米国の違反切符を無視して帰国(2)_1131

 さて、前回から考えてきた「以前学生としてアメリカに住んでいたころから、法律ノートを購読しています。現在は日本で仕事をしていますが、最近転職を考えていて、またアメリカに行きたいと考えています。しかし、アメリカにいるときに受け取ったスピード違反切符をずっと無視して放置した状態で日本に帰国してしまいました。このような場合ビザ取得に影響するのでしょうか。また違反切符についてどのように今から対応できるものでしょうか。」という質問を今回続けて考えていきましょう。

違反切符が事件化しているかを確認

 前回は、今回質問されている方のように、違反切符を放置してしまい、状況がわからないとしても、まず、覚えがあるのであれば、その違反切符や犯罪について、現状を確認する必要があるということを考えました。かりに、違反切符に関する記録が見つかった場合について、今回具体的な対応案について考えていきましょう。

 まず、今回質問されている方のように、本人が日本にいる場合には、違反切符が切られたと思われるアメリカの地域で弁護士を探すことが必要になると思います。法廷代理人がいれば、一応裁判所に出廷して、話をすることが可能です。刑事関係の事件は本人出廷が原則ですが、場合によっては、将来本人出廷をするということで、代理人のみによる出廷も可能になるかもしれません。

 とにかく、まず違反切符が不出頭で事件化しているかどうかを代理人に確かめてもらえば良いと思います。管轄の場所にもよりますが、確かめた時点で、反則金を支払えば済むようであれば、支払ってしまえばそのあとのトラブルが少ないと思います。

不出頭で事件化している場合

 かりに不出頭で事件化している場合には、まず、裁判所から不出頭という事実に対して召喚状が出ています。この召喚状は各機関に登録され、警察官に職務質問されて記録を確認される場合、またアメリカ入国のときに記録にある場合、その時点で拘束され公判に強制的に出廷させられます。

 召喚状がある場合には、代理人を選任し、出廷したうえで召喚状を失効させてもらわなければなりません。その後、どのような刑事事件になっているのか、単なる交通事件なのかどうかにもよりますが、裁判所の指示にしたがって事件処理をする必要があります。

 単なる飲酒運転や交通違反程度であれば、本人が出廷しなくても、代理人が事件を進行させ、判決まで至ることができます。しかし、通常の刑事事件では本人出廷が基本となります。そうすると、召喚状が失効した状態で、本人が出廷する必要がでてきます。
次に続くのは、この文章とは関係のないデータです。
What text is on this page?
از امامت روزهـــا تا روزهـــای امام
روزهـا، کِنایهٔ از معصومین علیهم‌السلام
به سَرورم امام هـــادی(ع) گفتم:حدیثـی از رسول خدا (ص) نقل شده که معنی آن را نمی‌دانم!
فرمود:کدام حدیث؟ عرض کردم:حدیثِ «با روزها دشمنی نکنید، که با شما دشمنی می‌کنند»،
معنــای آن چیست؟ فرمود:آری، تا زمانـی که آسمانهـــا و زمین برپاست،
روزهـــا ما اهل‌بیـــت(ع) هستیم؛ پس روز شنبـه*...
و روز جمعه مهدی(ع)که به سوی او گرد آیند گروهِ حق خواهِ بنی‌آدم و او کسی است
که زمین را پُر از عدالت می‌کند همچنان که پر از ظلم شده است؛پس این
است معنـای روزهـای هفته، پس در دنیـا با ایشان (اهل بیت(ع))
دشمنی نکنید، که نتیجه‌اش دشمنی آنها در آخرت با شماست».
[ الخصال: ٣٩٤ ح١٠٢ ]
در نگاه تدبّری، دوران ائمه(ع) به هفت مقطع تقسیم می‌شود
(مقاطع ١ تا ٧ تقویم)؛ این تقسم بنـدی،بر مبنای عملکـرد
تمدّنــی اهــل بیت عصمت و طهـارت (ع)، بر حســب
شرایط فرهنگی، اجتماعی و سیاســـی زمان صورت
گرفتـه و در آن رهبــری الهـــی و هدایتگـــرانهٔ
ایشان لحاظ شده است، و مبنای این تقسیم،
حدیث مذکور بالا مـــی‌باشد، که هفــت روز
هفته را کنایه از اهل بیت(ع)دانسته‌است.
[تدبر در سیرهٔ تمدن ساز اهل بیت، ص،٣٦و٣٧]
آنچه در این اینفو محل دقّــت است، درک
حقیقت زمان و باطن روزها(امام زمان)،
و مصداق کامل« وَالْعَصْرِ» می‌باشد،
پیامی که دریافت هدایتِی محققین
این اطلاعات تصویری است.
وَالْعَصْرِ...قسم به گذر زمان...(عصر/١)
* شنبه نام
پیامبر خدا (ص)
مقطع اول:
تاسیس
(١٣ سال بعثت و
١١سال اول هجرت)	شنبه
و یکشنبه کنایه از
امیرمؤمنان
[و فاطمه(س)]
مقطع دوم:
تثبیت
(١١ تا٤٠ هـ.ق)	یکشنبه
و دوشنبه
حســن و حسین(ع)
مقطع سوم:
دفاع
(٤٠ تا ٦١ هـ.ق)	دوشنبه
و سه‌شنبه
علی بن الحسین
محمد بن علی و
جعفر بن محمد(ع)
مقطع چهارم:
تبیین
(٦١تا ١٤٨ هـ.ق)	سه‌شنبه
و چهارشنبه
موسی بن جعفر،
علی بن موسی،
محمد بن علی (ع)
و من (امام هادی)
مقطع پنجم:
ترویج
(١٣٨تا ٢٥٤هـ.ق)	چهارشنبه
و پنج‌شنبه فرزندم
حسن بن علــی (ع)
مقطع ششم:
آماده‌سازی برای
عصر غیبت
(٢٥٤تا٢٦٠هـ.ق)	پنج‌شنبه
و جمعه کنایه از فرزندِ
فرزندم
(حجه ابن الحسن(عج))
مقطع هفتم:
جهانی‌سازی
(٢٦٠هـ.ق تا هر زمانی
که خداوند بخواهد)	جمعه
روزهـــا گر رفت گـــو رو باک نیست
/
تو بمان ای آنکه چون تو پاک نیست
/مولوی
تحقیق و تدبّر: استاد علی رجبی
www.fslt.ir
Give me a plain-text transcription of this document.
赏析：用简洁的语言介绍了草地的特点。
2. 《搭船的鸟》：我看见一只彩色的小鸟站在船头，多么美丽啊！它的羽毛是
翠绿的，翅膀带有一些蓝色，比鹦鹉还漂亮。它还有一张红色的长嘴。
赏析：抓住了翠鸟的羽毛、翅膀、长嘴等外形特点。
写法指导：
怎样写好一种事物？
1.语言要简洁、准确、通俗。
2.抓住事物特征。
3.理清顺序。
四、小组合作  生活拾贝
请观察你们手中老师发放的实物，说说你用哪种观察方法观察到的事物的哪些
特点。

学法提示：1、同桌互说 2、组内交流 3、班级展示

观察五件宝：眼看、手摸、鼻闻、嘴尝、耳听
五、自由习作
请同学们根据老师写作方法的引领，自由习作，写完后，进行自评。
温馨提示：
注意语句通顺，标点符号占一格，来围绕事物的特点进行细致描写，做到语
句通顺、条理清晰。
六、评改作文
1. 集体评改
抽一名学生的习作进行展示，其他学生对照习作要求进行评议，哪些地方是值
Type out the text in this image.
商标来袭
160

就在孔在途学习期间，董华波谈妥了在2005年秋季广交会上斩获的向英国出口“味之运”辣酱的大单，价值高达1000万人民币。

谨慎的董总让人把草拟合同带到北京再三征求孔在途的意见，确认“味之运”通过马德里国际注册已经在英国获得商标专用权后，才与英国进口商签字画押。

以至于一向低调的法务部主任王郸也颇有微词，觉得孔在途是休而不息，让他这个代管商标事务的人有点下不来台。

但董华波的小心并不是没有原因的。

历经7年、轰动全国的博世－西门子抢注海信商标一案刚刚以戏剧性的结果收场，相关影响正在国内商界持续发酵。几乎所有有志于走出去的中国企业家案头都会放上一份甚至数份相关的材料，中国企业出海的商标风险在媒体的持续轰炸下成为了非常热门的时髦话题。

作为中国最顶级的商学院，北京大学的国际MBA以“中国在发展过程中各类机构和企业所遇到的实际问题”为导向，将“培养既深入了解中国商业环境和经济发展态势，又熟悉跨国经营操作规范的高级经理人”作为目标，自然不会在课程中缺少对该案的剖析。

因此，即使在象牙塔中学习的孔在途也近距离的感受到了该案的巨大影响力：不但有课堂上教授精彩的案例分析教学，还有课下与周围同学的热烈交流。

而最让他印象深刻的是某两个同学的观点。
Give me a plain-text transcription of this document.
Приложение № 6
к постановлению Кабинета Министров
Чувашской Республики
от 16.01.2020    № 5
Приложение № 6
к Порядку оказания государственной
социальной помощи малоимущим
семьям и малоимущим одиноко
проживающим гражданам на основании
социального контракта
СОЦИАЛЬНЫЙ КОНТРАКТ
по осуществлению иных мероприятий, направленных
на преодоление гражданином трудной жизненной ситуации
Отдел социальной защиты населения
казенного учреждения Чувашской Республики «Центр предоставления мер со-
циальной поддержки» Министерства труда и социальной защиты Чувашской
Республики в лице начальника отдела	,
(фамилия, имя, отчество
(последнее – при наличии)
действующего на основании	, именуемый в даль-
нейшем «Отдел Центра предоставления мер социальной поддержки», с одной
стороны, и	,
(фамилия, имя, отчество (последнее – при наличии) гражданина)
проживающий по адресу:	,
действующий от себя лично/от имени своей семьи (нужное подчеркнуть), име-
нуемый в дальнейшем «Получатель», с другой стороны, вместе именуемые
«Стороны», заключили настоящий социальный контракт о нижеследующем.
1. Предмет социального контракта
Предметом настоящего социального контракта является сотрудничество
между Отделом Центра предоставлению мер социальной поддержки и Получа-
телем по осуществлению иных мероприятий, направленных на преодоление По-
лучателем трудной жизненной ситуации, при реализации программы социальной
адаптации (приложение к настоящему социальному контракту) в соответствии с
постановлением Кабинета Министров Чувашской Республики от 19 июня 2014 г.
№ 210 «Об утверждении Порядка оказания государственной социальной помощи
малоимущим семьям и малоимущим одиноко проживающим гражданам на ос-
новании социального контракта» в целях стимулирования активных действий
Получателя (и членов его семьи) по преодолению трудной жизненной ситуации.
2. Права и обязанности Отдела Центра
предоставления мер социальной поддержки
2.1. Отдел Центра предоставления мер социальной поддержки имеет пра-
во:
まだ、この時点では、有罪にはなっていませんし、事件は進行している状況ですから、推定無罪ということになります。

 罰金刑で済みそうな事件であれば、召喚状が失効したことを確認してから、ビザやESTAなどを申請して、出廷処理をするのが良かろうと思います。罰金刑で済みそうにない、深刻な事件の場合には、最初から弁護士と相談して、どのように事件対応するのかを確認しておかないと、召喚状が失効したあとに本人出廷が可能かどうかも含めて、ややこしいことになるかもしれません。

慎重な対応で次に繋げることは可能

 今回質問にある交通違反切符は召喚状の処理さえしてしまえば、通常は法定刑が罰金のみです。そうすると、Infraction(微罪などと訳される)といって、3段階ある米国の罪の分け方で一番軽微なものに該当し、入国禁止とは一般的にならないと思います。まずは、然るべき処理をしてから、ビザの申請をされれば、一般的にですが、問題はない事例ではないかと思いますよ。

 現米政権は、かなり強硬な移民政策を推し進めていますから、ちょっとしたことでもナーバスになられるのはもっともだと思います。今回のような状況については、楽観的に考え、違反切符を無視をするのではなく、慎重に対応すれば、次に繋げることは十分にできると思います。

 スーパーではハロウィン風の食材やお菓子が多くなってきましたね。この時期になってくると夜は温かいものが食べたくなるものです。体を温めて、風邪に注意しながらまた一週間がんばっていきましょうね。